Angelo Herndon’s book is much more than a report of the Angelo Herndon case. It is the story of his life, — he is now twenty-four, — curiously touching in the manner of its telling. Mr. Herndon found honest publishers at Random House; no seasoned ghost came between the young man and his book. An experienced writer would have learned — and a born writer would have known—enough to keep it dead simple, to set down events and speeches without comment, and to leave them that way. John Steinbeck could have made a perfect book of Angelo Herndon’s story, a book to live in literature and to tear your heart out in the meantime. Mr. Herndon seems to have gone, for his style, to a writer he doubtless never read and probably never heard of: the late Horatio Alger. But that very style, the innocence of his hard-labored phrases, like a good boy writing home, attains a most competent result of tearing out the heart.
Let Me Live is a sombre and terrible life story. But it is not tragedy; the protagonist remains unbroken. From the time when, playing with some little white boys, he first heard the word ’nigger’ and laughed at the funny sound (the little white boys saw he did not know what it meant, and straightway taught him with sticks and stones), on through his days as a child laborer in the Kentucky mines, driven, overworked, cheated, living always among the cheated, the driven, the starving, his spirit grew in him. Such things are contagious. Your own spirit stretches as you read his book — stretches till it reaches a good respectable height at the account of Herndon’s trial for his life, on a forgotten slave law against ‘insurrection,’ five years ago in Georgia.
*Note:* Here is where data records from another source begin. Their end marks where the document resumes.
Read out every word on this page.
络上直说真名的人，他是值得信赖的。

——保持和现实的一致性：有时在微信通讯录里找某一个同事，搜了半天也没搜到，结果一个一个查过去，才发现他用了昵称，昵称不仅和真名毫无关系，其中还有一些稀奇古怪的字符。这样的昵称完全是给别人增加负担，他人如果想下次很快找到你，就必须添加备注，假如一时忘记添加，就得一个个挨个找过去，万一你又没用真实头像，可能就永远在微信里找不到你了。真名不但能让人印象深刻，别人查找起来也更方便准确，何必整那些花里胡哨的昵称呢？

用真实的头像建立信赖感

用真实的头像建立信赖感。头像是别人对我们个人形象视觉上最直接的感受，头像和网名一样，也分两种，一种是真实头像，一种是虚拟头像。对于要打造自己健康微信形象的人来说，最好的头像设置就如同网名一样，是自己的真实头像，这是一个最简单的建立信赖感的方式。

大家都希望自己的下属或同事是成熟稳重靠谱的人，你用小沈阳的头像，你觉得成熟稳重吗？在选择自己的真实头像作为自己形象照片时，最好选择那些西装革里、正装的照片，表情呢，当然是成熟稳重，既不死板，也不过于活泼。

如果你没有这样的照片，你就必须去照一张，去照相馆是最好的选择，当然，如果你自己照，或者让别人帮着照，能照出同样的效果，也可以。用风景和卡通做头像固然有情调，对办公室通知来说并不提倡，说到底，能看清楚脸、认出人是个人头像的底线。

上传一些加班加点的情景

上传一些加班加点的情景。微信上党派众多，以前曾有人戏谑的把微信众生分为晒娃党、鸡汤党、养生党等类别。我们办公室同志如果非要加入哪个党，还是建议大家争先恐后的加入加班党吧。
That trial is completely unbelievable; save that it happened. Actually, the question ‘Would you want yo’ daughter to marry a nigger, suh?’ was roared at a white witness. Actually, the prosecutor, the Reverend Hudson, thundered, ‘This is not only a trial of Angelo Herndon, but of Lenin, Stalin, Trotsky and Kerensky. . . . As fast as the Communists come here, we shall indict them, and I shall demand the death penalty in every case.’ Actually, the incendiary literature found in the prisoner’s room, and offered as evidence, included the New York Times, the Wall Street Journal, and the Red Rook Magazine. (‘Look at the red covering of this magazine, Red Book,‘ cried the Reverend Hudson to the jury. ‘Is not that proof enough?’) Actually, the reverend prosecutor prayed the jury to ‘send this damnable anarchistic Bolsheviki to his death by electrocution, and God will be satisfied that justice has been done and the daughters of the state officials can walk the streets safely. Actually, the jury ’showed mercy’ and gave the boy twenty years on the chain gang — and God alone can compute how many death sentences that equals. . . .
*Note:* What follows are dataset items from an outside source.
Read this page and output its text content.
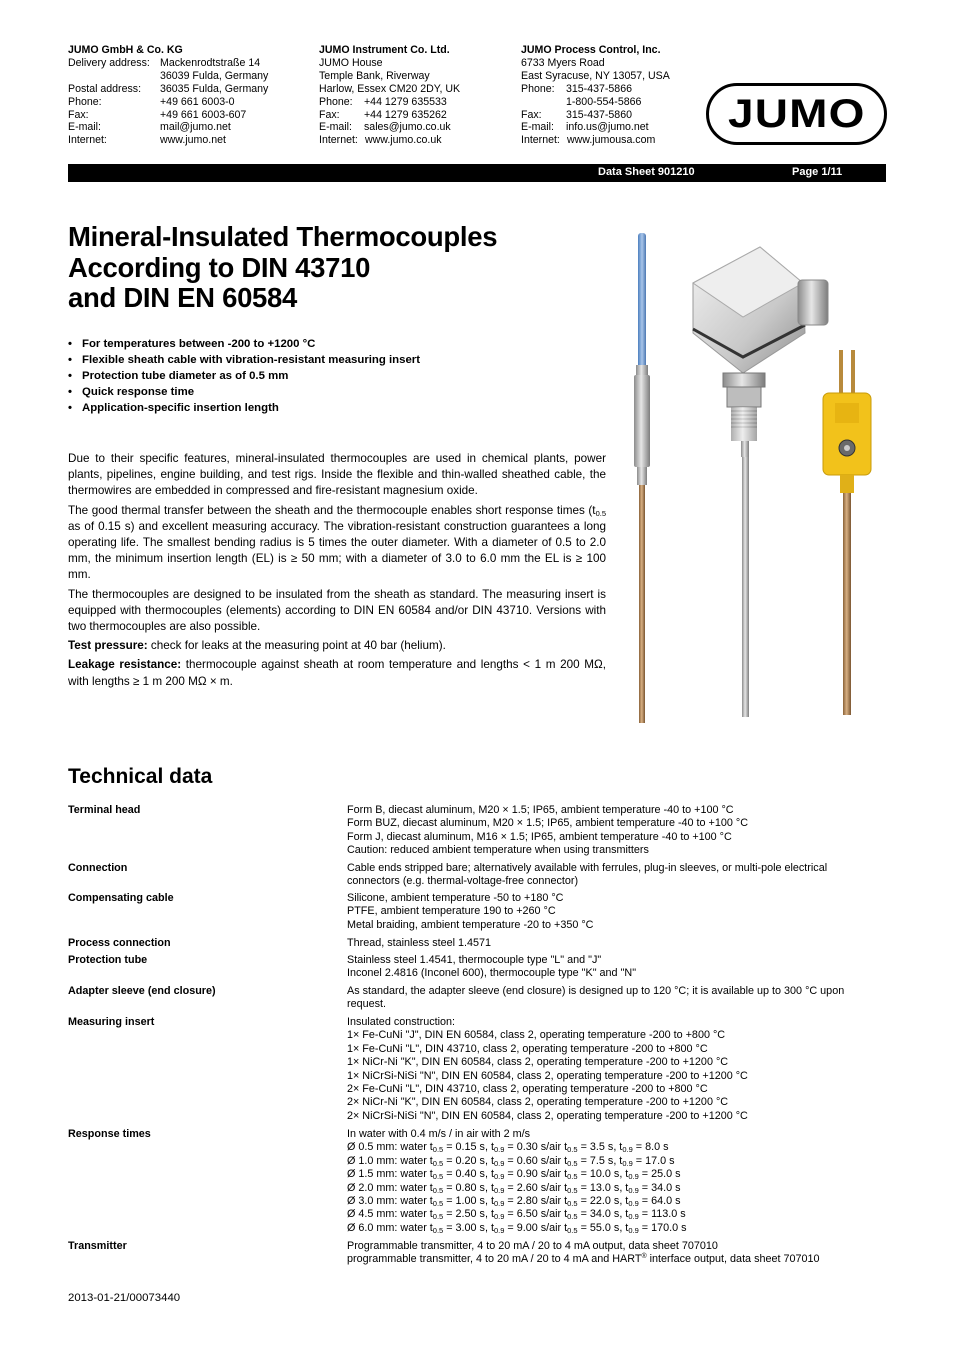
JUMO GmbH & Co. KG
Delivery address: Mackenrodtstraße 14
36039 Fulda, Germany
Postal address:	36035 Fulda, Germany
Phone:	+49 661 6003-0
Fax:	+49 661 6003-607
E-mail:	mail@jumo.net
Internet:	www.jumo.net
JUMO Instrument Co. Ltd.
JUMO House
Temple Bank, Riverway
Harlow, Essex CM20 2DY, UK
Phone:	+44 1279 635533
Fax:	+44 1279 635262
E-mail:	sales@jumo.co.uk
Internet: www.jumo.co.uk
JUMO Process Control, Inc.
6733 Myers Road
East Syracuse, NY 13057, USA
Phone:	315-437-5866
1-800-554-5866
Fax:	315-437-5860
E-mail:	info.us@jumo.net
Internet: www.jumousa.com
JUMO
Data Sheet 901210	Page 1/11
Mineral-Insulated Thermocouples
According to DIN 43710
and DIN EN 60584
• For temperatures between -200 to +1200 °C
• Flexible sheath cable with vibration-resistant measuring insert
• Protection tube diameter as of 0.5 mm
• Quick response time
• Application-specific insertion length

Due to their specific features, mineral-insulated thermocouples are used in chemical plants, power plants, pipelines, engine building, and test rigs. Inside the flexible and thin-walled sheathed cable, the thermowires are embedded in compressed and fire-resistant magnesium oxide.

The good thermal transfer between the sheath and the thermocouple enables short response times ($t_{0.5}$ as of 0.15 s) and excellent measuring accuracy. The vibration-resistant construction guarantees a long operating life. The smallest bending radius is 5 times the outer diameter. With a diameter of 0.5 to 2.0 mm, the minimum insertion length (EL) is ≥ 50 mm; with a diameter of 3.0 to 6.0 mm the EL is ≥ 100 mm.

The thermocouples are designed to be insulated from the sheath as standard. The measuring insert is equipped with thermocouples (elements) according to DIN EN 60584 and/or DIN 43710. Versions with two thermocouples are also possible.

Test pressure: check for leaks at the measuring point at 40 bar (helium).

Leakage resistance: thermocouple against sheath at room temperature and lengths < 1 m 200 MΩ, with lengths ≥ 1 m 200 MΩ × m.

Technical data
Terminal head	Form B, diecast aluminum, M20 × 1.5; IP65, ambient temperature -40 to +100 °C
Form BUZ, diecast aluminum, M20 × 1.5; IP65, ambient temperature -40 to +100 °C
Form J, diecast aluminum, M16 × 1.5; IP65, ambient temperature -40 to +100 °C
Caution: reduced ambient temperature when using transmitters
Connection	Cable ends stripped bare; alternatively available with ferrules, plug-in sleeves, or multi-pole electrical
connectors (e.g. thermal-voltage-free connector)
Compensating cable	Silicone, ambient temperature -50 to +180 °C
PTFE, ambient temperature 190 to +260 °C
Metal braiding, ambient temperature -20 to +350 °C
Process connection	Thread, stainless steel 1.4571
Protection tube	Stainless steel 1.4541, thermocouple type "L" and "J"
Inconel 2.4816 (Inconel 600), thermocouple type "K" and "N"
Adapter sleeve (end closure)	As standard, the adapter sleeve (end closure) is designed up to 120 °C; it is available up to 300 °C upon
request.
Measuring insert	Insulated construction:
1× Fe-CuNi "J", DIN EN 60584, class 2, operating temperature -200 to +800 °C
1× Fe-CuNi "L", DIN 43710, class 2, operating temperature -200 to +800 °C
1× NiCr-Ni "K", DIN EN 60584, class 2, operating temperature -200 to +1200 °C
1× NiCrSi-NiSi "N", DIN EN 60584, class 2, operating temperature -200 to +1200 °C
2× Fe-CuNi "L", DIN 43710, class 2, operating temperature -200 to +800 °C
2× NiCr-Ni "K", DIN EN 60584, class 2, operating temperature -200 to +1200 °C
2× NiCrSi-NiSi "N", DIN EN 60584, class 2, operating temperature -200 to +1200 °C
Response times	In water with 0.4 m/s / in air with 2 m/s
Ø 0.5 mm: water $t_{0.5} = 0.15$ s, $t_{0.9} = 0.30$ s/air $t_{0.5} = 3.5$ s, $t_{0.9} = 8.0$ s
Ø 1.0 mm: water $t_{0.5} = 0.20$ s, $t_{0.9} = 0.60$ s/air $t_{0.5} = 7.5$ s, $t_{0.9} = 17.0$ s
Ø 1.5 mm: water $t_{0.5} = 0.40$ s, $t_{0.9} = 0.90$ s/air $t_{0.5} = 10.0$ s, $t_{0.9} = 25.0$ s
Ø 2.0 mm: water $t_{0.5} = 0.80$ s, $t_{0.9} = 2.60$ s/air $t_{0.5} = 13.0$ s, $t_{0.9} = 34.0$ s
Ø 3.0 mm: water $t_{0.5} = 1.00$ s, $t_{0.9} = 2.80$ s/air $t_{0.5} = 22.0$ s, $t_{0.9} = 64.0$ s
Ø 4.5 mm: water $t_{0.5} = 2.50$ s, $t_{0.9} = 6.50$ s/air $t_{0.5} = 34.0$ s, $t_{0.9} = 113.0$ s
Ø 6.0 mm: water $t_{0.5} = 3.00$ s, $t_{0.9} = 9.00$ s/air $t_{0.5} = 55.0$ s, $t_{0.9} = 170.0$ s
Transmitter	Programmable transmitter, 4 to 20 mA / 20 to 4 mA output, data sheet 707010
programmable transmitter, 4 to 20 mA / 20 to 4 mA and HART® interface output, data sheet 707010
2013-01-21/00073440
There is real exercise for the spirit in the record of that trial, and the memory of it. But for the inducing of high and sustained fury I suggest the reading, in the appendices of the book, of the speech to the jury by Chief Jailer Holland, keeper of the unspeakable prison where Angelo Herndon was confined. Such reading may be constructive in its effect. Anger is often a form of labor pains.
I wish, for our national comfort, that Let Me Live were a freak, a literary curiosity. But, it is a vital document in American history, a record of fierce importance. It is a book to place in cornerstones; and may we spin in our graves when a future generation shall unearth it, and know that it was true!